Unfortunately, the practice of giving salary increases to senior management at the same time as freezing or cutting salaries of everyone else or making people redundant to ensure parity with the market and to ‘keep talent’ is oddly reminiscent of the corporate sector, most particularly companies in the City. Justification by recourse to looking at benchmarking with the market is one thing, but when the market as a whole in the sector is moving towards a model that rewards those at the top heavily and underpays and undervalues everyone else, what does this mean if you are an organisation supposed to be motivated by a desire for social (including economic) justice?
Cuts to salaries and benefits are often justified by talking about the present economic climate and the need for ‘austerity’. It is getting harder and harder to raise money. Individual giving is falling as supporters suffer the brunt of the recession, government funding is becoming harder to access and trusts and foundations are over-subscibed with grant applications. However, as with so much else, it seems that we are not ‘all in this together.’
What I find completely indefensible is organisations that increase senior management salaries while continuing to employ interns to do actual jobs but not paying them i.e. expecting people to work for free, in some cases full-time, knowing that there are those who will be willing to do so in order to gain the necessary experience to get paid employment. Of course this restricts access to the sector to those who are able to live in London, where most jobs are based, and not be paid for work i.e. primarily to those with family money and/ or accommodation in London. There is an expectation that people need to ‘do their time’ in order to get a job. This largely means the equivalent of working for free for at least a year on a full-time basis. Who can afford to do that in London? The only reason I managed to get a job in the sector was because I lived in China after university. I ‘did my time’ there doing an unpaid internship but able to cover my living expenses by picking up relatively well paid work and living in a country where the cost of living is relatively low. There was no way I could have afforded to work for free while living in London.
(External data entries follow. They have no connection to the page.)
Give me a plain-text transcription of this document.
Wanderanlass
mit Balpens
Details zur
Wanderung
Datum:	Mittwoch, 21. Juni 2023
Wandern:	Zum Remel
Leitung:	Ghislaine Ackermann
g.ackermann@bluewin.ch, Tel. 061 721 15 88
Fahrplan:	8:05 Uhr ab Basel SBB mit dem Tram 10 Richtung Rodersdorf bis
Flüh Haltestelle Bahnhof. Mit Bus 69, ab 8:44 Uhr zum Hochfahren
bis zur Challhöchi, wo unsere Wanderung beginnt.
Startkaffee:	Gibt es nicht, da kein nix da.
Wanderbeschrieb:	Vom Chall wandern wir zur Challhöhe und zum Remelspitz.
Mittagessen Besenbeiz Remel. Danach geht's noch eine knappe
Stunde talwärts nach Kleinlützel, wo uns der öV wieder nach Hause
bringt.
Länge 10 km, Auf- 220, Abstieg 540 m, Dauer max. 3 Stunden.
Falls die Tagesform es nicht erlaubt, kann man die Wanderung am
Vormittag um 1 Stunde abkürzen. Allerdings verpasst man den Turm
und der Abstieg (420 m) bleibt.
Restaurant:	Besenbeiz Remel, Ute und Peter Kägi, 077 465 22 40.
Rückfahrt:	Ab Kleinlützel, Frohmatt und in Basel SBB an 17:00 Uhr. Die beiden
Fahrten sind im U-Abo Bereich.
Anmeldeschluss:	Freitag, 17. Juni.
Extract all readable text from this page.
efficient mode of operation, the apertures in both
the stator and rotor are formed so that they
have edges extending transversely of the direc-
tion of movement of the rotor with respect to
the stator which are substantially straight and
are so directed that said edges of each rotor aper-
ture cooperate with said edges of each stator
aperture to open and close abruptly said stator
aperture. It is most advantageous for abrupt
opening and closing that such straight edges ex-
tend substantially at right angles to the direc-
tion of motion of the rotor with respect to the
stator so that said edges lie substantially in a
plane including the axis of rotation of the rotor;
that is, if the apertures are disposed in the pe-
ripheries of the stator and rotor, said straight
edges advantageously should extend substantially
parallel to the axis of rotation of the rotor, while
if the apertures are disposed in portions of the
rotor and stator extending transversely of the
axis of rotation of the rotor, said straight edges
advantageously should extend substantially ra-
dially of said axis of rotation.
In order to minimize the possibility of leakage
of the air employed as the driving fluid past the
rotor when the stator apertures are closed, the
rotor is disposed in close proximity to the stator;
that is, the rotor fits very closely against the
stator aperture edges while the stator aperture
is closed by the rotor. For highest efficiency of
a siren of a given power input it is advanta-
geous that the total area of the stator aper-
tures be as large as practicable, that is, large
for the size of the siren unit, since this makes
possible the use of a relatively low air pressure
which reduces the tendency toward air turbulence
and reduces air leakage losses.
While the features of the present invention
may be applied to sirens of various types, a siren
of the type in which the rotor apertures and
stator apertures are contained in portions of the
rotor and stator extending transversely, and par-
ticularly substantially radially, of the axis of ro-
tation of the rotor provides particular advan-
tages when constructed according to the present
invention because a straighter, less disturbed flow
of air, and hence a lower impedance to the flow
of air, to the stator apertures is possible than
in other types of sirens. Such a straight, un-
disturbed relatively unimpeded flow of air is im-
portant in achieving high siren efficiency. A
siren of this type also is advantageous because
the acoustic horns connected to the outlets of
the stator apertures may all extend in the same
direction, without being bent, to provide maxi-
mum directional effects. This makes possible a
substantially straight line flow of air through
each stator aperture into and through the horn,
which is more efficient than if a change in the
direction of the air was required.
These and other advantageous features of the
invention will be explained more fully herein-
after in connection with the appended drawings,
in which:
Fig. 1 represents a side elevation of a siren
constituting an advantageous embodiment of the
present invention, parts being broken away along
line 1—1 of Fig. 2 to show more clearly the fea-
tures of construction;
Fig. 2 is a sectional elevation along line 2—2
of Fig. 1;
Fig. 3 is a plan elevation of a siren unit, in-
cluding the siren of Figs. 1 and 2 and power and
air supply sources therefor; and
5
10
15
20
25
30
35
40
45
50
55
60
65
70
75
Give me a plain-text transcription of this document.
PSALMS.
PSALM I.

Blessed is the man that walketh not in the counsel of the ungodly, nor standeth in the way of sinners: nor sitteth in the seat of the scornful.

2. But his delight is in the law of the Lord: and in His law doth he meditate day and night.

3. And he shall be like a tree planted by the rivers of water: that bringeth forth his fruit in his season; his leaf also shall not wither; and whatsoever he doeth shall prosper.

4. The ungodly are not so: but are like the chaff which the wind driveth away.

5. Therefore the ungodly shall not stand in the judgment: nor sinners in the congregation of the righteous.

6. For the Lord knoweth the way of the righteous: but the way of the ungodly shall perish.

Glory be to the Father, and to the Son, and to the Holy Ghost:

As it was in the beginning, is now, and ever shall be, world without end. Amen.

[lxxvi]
The international sector in the UK is already dominated by white, middle/ upper class, southern English people. Often, when I was working in London, I would look around and see that I was the only black person in the room when the topic was peacebuilding or development in Africa or Asia. Once, I discussed women’s political participation in West Africa with five white European men. The irony of this was not lost on me, even if it was something that nobody else in the room seemed to notice. I fear that, given increasing barriers to entry to the sector given our changing economic times since the start of the recession, this lack of diversity will increase even further.
I have not even written about power imbalances in the sector between European/ North American members of staff and their colleagues in the countries in which the organisations work. That is the subject of a whole other blog post!
Organisations that are so closely aligned to work to redress and rebalance power and economic inequalities should not fail to look internally too. There needs to be a fundamental review of the kind of sector we want to be and what values we stand for.